Não há
problema insolúvel quando um homem passa a suspeitar de que seja o próprio
Deus. Muitas vezes um comprimido tarja preta ou uma dose de semancol, que vem
em forma de topada no pé da cama, é suficiente. Mas o problema fica muito sério
quando o sujeito deixa a escala da suspeita e passa a ter certeza absoluta da
sua divindade. Aí a tendência é de que a vaca vá para o brejo. A vaca, o
rebanho, o pasto, a fazenda inteira. É o que ocorre com o juiz Sérgio Moro, que conduz o processo daLava Jato. O
caso da prisão da cunhada do tesoureiro do PT, João Vaccari Neto, é
emblemático. Ao ver num vídeo um mulher muito parecida com ela na fila de um
caixa eletrônico, o magistrado, do alto do seu achismo, corroborado por uma
promotoria também “achista”, decretou sua prisão. E disse que o vídeo provava que
ela fazia depósitos para a irmã de maneira pulverizada. Só Deus viria tanto em
tão pouco.
Marice
Correia de Lima estava no exterior, onde participava de um Congresso, quando
foi informada de que Moro queria
prendê-la. Retornou para se apresentar, se defender e esclarecer a dúvida do
juiz. Que dúvida se no seio de Deus só há certeza? Foi presa, claro. O MP pediu
ainda ampliação da prisão porque criminosa periculosa assim…. só atrás das
grades! Até que a verdadeira dona da imagem que aparece no vídeo, Giselda
Rousie de Lima, irmã de Marice, Mulher de Vaccari, é finalmente reconhecida.
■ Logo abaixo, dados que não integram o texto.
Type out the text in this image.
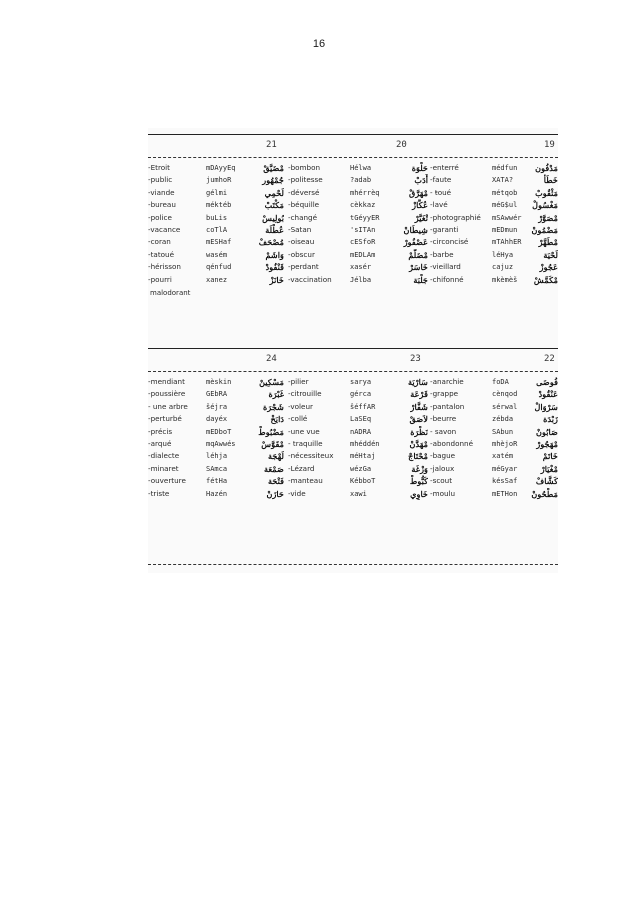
16
21	20	19
-Etroit	mDAyyEq	مْضَيَّقْ -bombon	Hélwa	حَلْوَة -enterré	médfun	مَدْفُون
-public	jumhoR	جُمْهُور -politesse	?adab	أَدَبْ -faute	XATA?	خَطَأ
-viande	gélmi	لَحْمِي -déversé	mhérrèq	مْهَرَّقْ - ŧoué	métqob	مَثْقُوبْ
-bureau	méktéb	مَكْتَبْ -béquille	cèkkaz	عُكَّازْ -lavé	méG$ul	مَغْسُولْ
-police	buLis	بُولِيسْ -changé	tGéyyER	تْغَيَّرْ -photographié	mSAwwér	مْصَوَّرْ
-vacance	coTlA	عُطْلَة -Satan	'sITAn	شِيطَانْ -garanti	mEDmun	مَضْمُونْ
-coran	mESHaf	مُصْحَفْ -oiseau	cESfoR	عَصْفُورْ -circoncisé	mTAhhER	مْطَهَّرْ
-tatoué	wasém	وَاشَمْ -obscur	mEDLAm	مْضَلَّمْ -barbe	léHya	لَحْيَة
-hérisson	qénfud	قَنْفُودْ -perdant	xasér	خَاسَرْ -vieillard	cajuz	عَجُوزْ
-pourri	xanez	خَانَزْ -vaccination	Jélba	جَلْبَة -chifonné	mkèmèš	مْكَمَّشْ
malodorant
24	23	22
-mendiant	mèskin	مَسْكِينْ -pilier	sarya	سَارْيَة -anarchie	foDA	فُوضَى
-poussière	GEbRA	غَبْرَة -citrouille	gérca	قَرْعَة -grappe	cènqod	عَنْقُودْ
- une arbre	šéjra	شَجْرَة -voleur	ŝéffAR	شَفَّارْ -pantalon	sérwal	سَرْوَالْ
-perturbé	dayéx	دَايَخْ -collé	LaSEq	لاَصَقْ -beurre	zébda	زَبْدَة
-précis	mEDboT	مَضْبُوطْ -une vue	nADRA	نَظْرَة - savon	SAbun	صَابُونْ
-arqué	mqAwwés	مْقَوَّسْ - traquille	mhéddén	مْهَدَّنْ -abondonné	mhèjoR	مْهَجُورْ
-dialecte	léhja	لَهْجَة -nécessiteux	méHtaj	مْحْتَاجْ -bague	xatém	خَاتَمْ
-minaret	SAmca	صَمْعَة -Lézard	wézGa	وَزْغَة -jaloux	méGyar	مْغْيَارْ
-ouverture	fétHa	فَتْحَة -manteau	KébboT	كَبُّوطْ -scout	késSaf	كَشَّافْ
-triste	Hazén	حَازَنْ -vide	xawi	خَاوِي -moulu	mETHon	مَطْحُونْ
Ela que já havia dito ser a pessoa que aparecia no vídeo: “esta pessoa sou EU!”
– mas foi ignorada. E ela disse mais: “eu estava movimentando a minha conta no
caixa eletrônico”. Mas Deus deu de ombros.Moro mandou soltar Marice. Apenas.
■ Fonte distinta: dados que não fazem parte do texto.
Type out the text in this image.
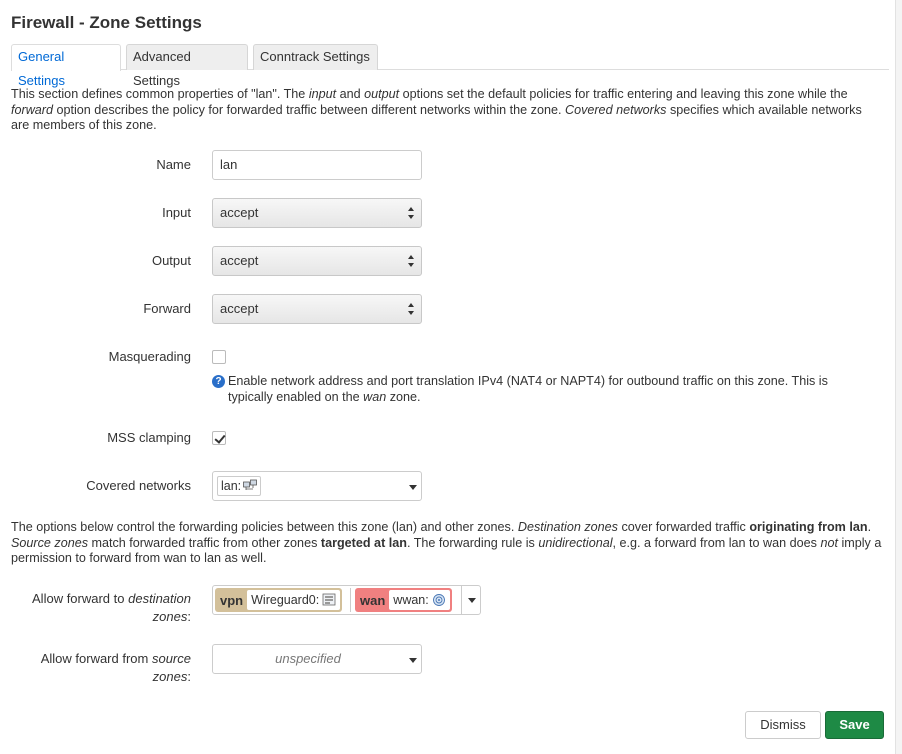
Firewall - Zone Settings
General Settings
Advanced Settings
Conntrack Settings
This section defines common properties of "lan". The input and output options set the default policies for traffic entering and leaving this zone while the forward option describes the policy for forwarded traffic between different networks within the zone. Covered networks specifies which available networks are members of this zone.
Name	lan
Input	accept
Output	accept
Forward	accept
Masquerading
? Enable network address and port translation IPv4 (NAT4 or NAPT4) for outbound traffic on this zone. This is typically enabled on the wan zone.
MSS clamping
Covered networks	lan:
The options below control the forwarding policies between this zone (lan) and other zones. Destination zones cover forwarded traffic originating from lan. Source zones match forwarded traffic from other zones targeted at lan. The forwarding rule is unidirectional, e.g. a forward from lan to wan does not imply a permission to forward from wan to lan as well.
Allow forward to destination zones:
vpn Wireguard0:	wan wwan:
Allow forward from source zones:
unspecified
Dismiss	Save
Sem maiores explicações, pedidos de desculpas ou qualquer coisa. “Deus”, como
se sabe, tem mais o que fazer. O magistrado Moro foi a estrela de um prêmio
inventado pelo jornal O Globo para bajular lideranças políticas de
direita que se dispõe a cumprir bem seu papel – atacar o PT. E, perto do
Olimpo, entendeu que era ele, ou deveria ser em definitivo, o protagonista
deste grande teatro em que se transforma a Lava-Jato. Na lista dos
beneficiários da grana das empresas que trabalhavam para a Petrobras existem
muitos partidos. Uma lista divulgada ontem em Conexão (leia aqui) mostra mais
de duas dezenas. Nela, além do PT, o PSDB (segundo beneficiário), PMDB, DEM, PR
e etc. Mas ao ler a lista percebe-se o quão parcial é a Justiça Divina imposta
pelo lugar tenente de Nosso Senhor aqui na Terra. Moro ignora outras legendas
na sua investigação. Seu alvo, sua meta, sua obsessão é o PT. E para isso ele
não mede esforços, não reconsidera decisões, não pede desculpas e nem redobra
cuidados. Moro está seguindo em marcha firme em direção ao abismo. Mas ouve a
ovação da plateia como se fosse um herói a se aproximar da linha de chegada –
cada um ouve o que quer. Quando cumprir seu papel, ou pedir aposentadoria, conforme
fez outro “Deus” há alguns meses, se achará pronto para alçar o mais alto posto
reservado aos dotados do dom da imortalidade. É um caminho possível. Mas a vida
e seus mistérios muitas vezes são impiedosos com a vaidade. Por vezes reserva
um forte aprendizado para aqueles que, se achando poderosos, subjugam,
tripudiam e atropelam no solo sagrado que é a vida de seu semelhante.